PDA

View Full Version : How to find linear part of measurement data? Calculate linear equation?



HappyCoder
1st June 2016, 13:01
Hello,

i have xy-measurement data that looks like this:

11962

I want to find the linear part of a curve and want to draw or calculate the red linear function.
I have never done this and need some hints how to do that.

Is there a library (LGPL) that can do this?
Is there an algorithm for this?

Any help or hints are welcome.
Thx

ChrisW67
1st June 2016, 23:07
What you want to do is called linear regression (https://en.m.wikipedia.org/wiki/Linear_regression) and you probably should start with the ordinary least squares (http://setosa.io/ev/ordinary-least-squares-regression/) approach.

You might find some (heavy duty) library options here: http://stackoverflow.com/questions/2197623/least-squares-regression-in-c-c
I cannot put my hands on a simple function in C right at the moment.

d_stranz
2nd June 2016, 18:27
I agree with ChrisW67 - start with an ordinary least squares approach. Goggle for that, you'll find a googleplex of hits. Probably Wikipedia will be the clearest place for an explanation.

Least squares fits a straight line to a set of data points in such a way that the total squared deviation (sum of the differences of the actual data value from the fitted value, squared) is a minimum.

In addition to the error, the least squares method also lets you calculate a regression coefficient. This is a measure of how well the data fall on a straight line. A regression coefficient = 1.0 means a perfect fit, 0 means no fit. The least squares method will produce the equation for a line for any data (except something pathological, where all the points are the same, for example). However, if the data aren't really linear, then you will get a poor regression coefficient.

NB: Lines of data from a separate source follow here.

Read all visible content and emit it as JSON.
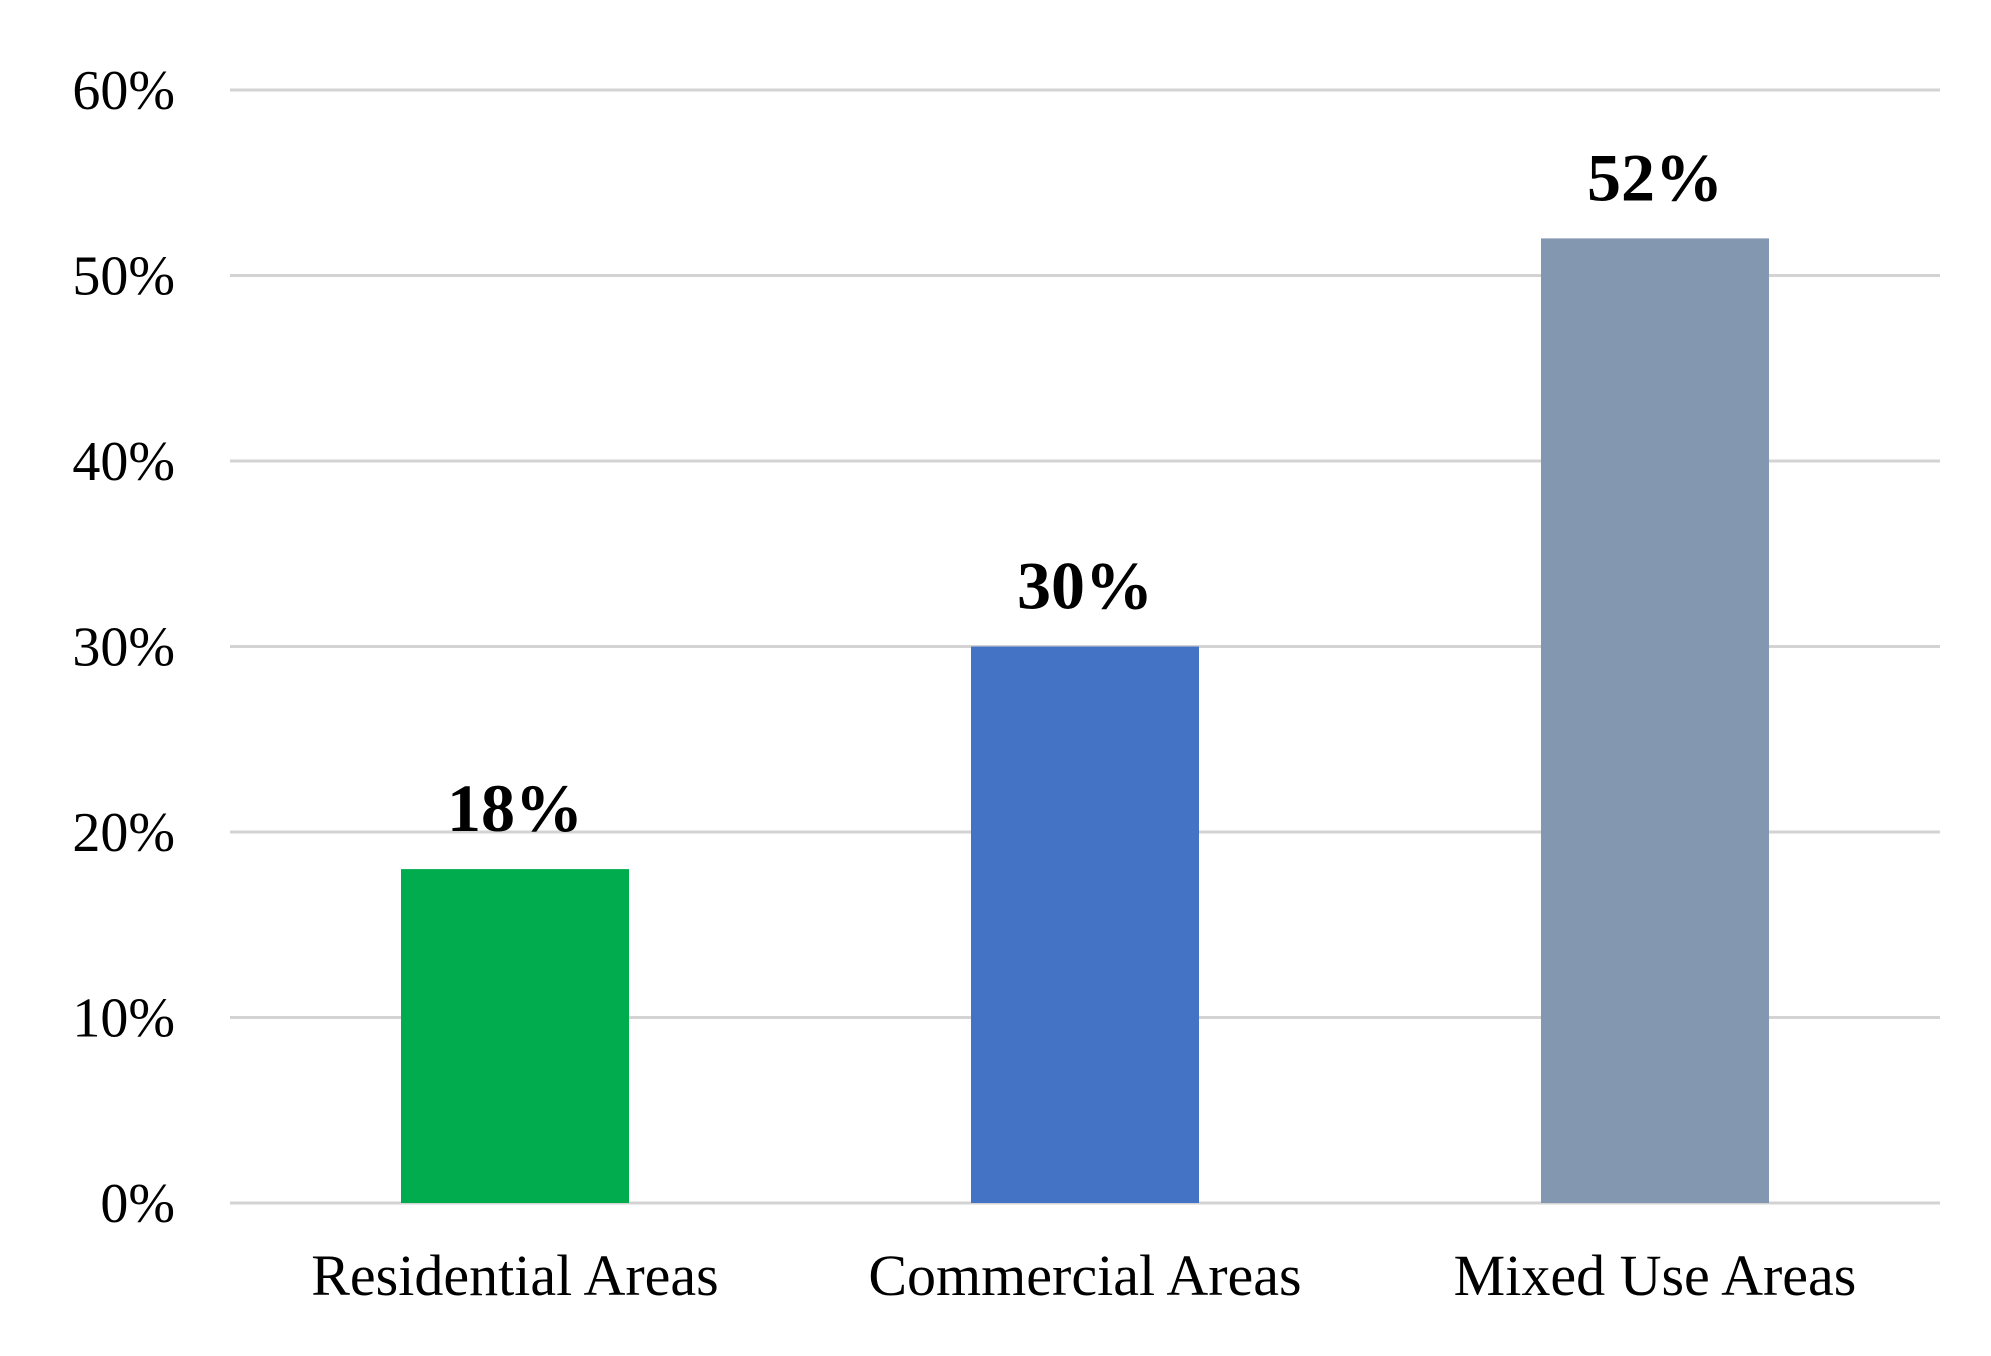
{
  "chart_data": {
    "type": "bar",
    "title": "",
    "xlabel": "",
    "ylabel": "",
    "categories": [
      "Residential Areas",
      "Commercial Areas",
      "Mixed Use Areas"
    ],
    "values": [
      18,
      30,
      52
    ],
    "data_labels": [
      "18%",
      "30%",
      "52%"
    ],
    "colors": [
      "#00ac4e",
      "#4472c4",
      "#8497b0"
    ],
    "ylim": [
      0,
      60
    ],
    "yticks": [
      0,
      10,
      20,
      30,
      40,
      50,
      60
    ],
    "ytick_labels": [
      "0%",
      "10%",
      "20%",
      "30%",
      "40%",
      "50%",
      "60%"
    ],
    "grid": true,
    "legend": "none"
  }
}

The trick in your case is that near the origin, your data deviate strongly from linear. Since you are interested in finding the line that best fits the linear part of your data, you need to tell the least squares algorithm to ignore the non-linear part of your curve. How do you do that? By first calculating the fit using all the data, calculating the regression coefficient, and then iteratively recalculating the fit as you slowly back away from the origin, dropping one point at a time from the fit calculation, until the regression coefficient improves to an acceptable value (i.e. closer to 1.0). You might implement something that compares the current coefficient to the last one, and if it has improved by more than "x" percent, keep going, otherwise stop and sy it's good.